The team was astonished to find that very small groups of glioblastoma cells – even individual cells – could weaken the blood-brain barrier in the early stages of the disease.

Prof. Sontheimer says it looks like at an early stage of the disease, as they invade the blood vessels, the tumor cells are not completely protected by the blood-brain barrier. This means they could be vulnerable at this point to targeted drugs delivered via the bloodstream to the brain:

“If these findings hold true in humans, treatment with anti-invasive agents might be beneficial in newly diagnosed glioblastoma patients.”

The team says a better understanding of how tumor cells and the blood-brain barrier interact may lead to more successful ways to treat glioblastoma patients. They call for more studies to investigate how the blood-brain barrier is regulated and exactly how tumor cells hijack control over blood vessels to grow and spread.

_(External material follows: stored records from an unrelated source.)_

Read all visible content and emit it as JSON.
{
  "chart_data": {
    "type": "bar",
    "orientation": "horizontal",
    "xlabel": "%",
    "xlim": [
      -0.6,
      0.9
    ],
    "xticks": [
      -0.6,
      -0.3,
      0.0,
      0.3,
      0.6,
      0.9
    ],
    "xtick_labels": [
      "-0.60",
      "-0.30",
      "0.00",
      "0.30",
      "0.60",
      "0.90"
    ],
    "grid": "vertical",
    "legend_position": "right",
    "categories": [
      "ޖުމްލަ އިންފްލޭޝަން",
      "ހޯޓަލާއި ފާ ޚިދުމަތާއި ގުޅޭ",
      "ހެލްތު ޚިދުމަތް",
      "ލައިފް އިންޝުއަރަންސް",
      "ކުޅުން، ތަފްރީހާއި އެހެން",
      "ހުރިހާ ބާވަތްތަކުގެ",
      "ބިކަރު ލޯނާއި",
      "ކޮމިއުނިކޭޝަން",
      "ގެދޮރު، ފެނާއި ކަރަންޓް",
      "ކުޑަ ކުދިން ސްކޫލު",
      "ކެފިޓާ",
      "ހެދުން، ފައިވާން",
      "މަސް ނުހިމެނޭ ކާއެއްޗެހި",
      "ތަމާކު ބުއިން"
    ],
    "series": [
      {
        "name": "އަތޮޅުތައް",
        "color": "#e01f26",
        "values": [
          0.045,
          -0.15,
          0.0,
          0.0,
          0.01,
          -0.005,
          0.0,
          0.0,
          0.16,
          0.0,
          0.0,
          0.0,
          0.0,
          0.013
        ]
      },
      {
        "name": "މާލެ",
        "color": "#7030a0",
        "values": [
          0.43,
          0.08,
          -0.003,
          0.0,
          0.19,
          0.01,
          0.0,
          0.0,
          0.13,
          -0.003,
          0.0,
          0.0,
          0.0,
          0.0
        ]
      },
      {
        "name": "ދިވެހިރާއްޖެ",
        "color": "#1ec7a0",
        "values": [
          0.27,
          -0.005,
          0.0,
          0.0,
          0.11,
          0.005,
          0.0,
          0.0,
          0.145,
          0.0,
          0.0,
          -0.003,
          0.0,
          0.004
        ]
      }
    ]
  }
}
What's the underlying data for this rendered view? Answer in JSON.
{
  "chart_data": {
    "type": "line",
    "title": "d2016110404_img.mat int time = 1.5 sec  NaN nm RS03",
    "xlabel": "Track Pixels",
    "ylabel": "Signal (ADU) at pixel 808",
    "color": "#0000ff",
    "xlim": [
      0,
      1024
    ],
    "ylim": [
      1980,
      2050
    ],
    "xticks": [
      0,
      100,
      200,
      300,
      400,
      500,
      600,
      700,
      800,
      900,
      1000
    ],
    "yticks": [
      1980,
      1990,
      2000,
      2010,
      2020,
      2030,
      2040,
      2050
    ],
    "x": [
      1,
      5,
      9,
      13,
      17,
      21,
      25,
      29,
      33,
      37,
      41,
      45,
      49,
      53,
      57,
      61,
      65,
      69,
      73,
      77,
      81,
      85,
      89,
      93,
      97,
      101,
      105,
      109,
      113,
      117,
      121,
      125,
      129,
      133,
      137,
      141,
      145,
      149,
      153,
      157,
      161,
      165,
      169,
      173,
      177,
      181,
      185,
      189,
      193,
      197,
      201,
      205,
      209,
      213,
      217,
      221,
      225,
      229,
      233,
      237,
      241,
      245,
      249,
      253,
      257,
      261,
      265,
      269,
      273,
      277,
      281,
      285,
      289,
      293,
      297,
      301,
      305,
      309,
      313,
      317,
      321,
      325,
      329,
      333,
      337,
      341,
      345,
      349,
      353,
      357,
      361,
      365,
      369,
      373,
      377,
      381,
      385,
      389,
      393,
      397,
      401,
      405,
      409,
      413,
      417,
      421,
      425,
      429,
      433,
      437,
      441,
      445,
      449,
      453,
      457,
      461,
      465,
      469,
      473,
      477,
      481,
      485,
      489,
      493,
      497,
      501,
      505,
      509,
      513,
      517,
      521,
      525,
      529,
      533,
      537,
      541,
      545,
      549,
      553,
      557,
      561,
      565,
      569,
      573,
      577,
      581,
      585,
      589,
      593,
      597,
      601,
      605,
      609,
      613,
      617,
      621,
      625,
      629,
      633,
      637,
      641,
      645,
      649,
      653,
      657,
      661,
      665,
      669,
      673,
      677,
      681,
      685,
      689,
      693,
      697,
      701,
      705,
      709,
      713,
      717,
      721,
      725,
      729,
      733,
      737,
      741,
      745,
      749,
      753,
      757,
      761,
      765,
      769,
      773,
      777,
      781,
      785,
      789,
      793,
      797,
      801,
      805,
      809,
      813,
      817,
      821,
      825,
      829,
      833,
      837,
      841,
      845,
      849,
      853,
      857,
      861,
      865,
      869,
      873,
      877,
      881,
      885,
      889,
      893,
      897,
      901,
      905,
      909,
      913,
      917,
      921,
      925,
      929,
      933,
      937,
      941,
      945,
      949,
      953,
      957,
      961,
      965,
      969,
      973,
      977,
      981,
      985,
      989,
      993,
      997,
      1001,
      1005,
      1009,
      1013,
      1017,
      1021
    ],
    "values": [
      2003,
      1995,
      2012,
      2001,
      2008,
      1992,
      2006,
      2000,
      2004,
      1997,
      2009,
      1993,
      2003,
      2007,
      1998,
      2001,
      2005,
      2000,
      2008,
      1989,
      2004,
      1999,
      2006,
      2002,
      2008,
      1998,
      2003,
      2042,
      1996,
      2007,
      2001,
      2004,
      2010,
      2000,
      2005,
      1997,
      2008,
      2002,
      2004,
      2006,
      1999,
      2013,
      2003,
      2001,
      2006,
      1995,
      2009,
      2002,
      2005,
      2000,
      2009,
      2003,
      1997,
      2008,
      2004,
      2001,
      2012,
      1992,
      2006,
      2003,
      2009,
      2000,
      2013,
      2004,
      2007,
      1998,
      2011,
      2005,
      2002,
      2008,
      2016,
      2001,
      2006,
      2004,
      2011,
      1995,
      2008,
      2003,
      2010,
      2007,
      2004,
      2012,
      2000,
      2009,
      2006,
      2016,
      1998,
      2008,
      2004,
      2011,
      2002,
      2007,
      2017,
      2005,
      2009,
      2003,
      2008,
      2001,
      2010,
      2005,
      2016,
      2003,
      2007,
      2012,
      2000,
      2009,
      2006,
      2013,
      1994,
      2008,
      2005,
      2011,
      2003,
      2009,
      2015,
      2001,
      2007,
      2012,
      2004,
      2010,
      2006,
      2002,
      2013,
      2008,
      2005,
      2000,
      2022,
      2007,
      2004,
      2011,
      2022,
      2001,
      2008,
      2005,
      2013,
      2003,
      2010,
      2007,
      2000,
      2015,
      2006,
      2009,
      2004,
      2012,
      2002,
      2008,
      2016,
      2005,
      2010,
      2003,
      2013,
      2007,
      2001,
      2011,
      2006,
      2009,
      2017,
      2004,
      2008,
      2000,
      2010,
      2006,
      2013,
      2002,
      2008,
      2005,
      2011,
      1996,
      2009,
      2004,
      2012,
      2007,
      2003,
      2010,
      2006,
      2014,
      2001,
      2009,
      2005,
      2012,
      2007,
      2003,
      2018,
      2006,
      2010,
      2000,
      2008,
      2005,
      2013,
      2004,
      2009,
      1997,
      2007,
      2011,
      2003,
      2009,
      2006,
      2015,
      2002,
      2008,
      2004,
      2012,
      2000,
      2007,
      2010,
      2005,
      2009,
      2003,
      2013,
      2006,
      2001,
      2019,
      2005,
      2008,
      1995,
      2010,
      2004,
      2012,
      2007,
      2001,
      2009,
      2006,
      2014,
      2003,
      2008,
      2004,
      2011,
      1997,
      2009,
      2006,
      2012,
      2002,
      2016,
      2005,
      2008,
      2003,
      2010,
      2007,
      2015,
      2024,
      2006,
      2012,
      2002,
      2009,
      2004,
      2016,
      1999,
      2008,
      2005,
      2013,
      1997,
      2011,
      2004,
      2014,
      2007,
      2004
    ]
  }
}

Funds from the National Institute of Neurological Disorders and Stroke, part of the National Institutes of Health, helped finance the study.

In February 2014, Medical News Today learned how biomedical engineers managed to get nanofiber “monorails” to ferry brain tumors to their death. Writing in Nature Materials, the team explained how they exploited the tendency for glioblastoma cells to spread along nerve fibers and blood vessels to lure them to potentially fatal destinations instead.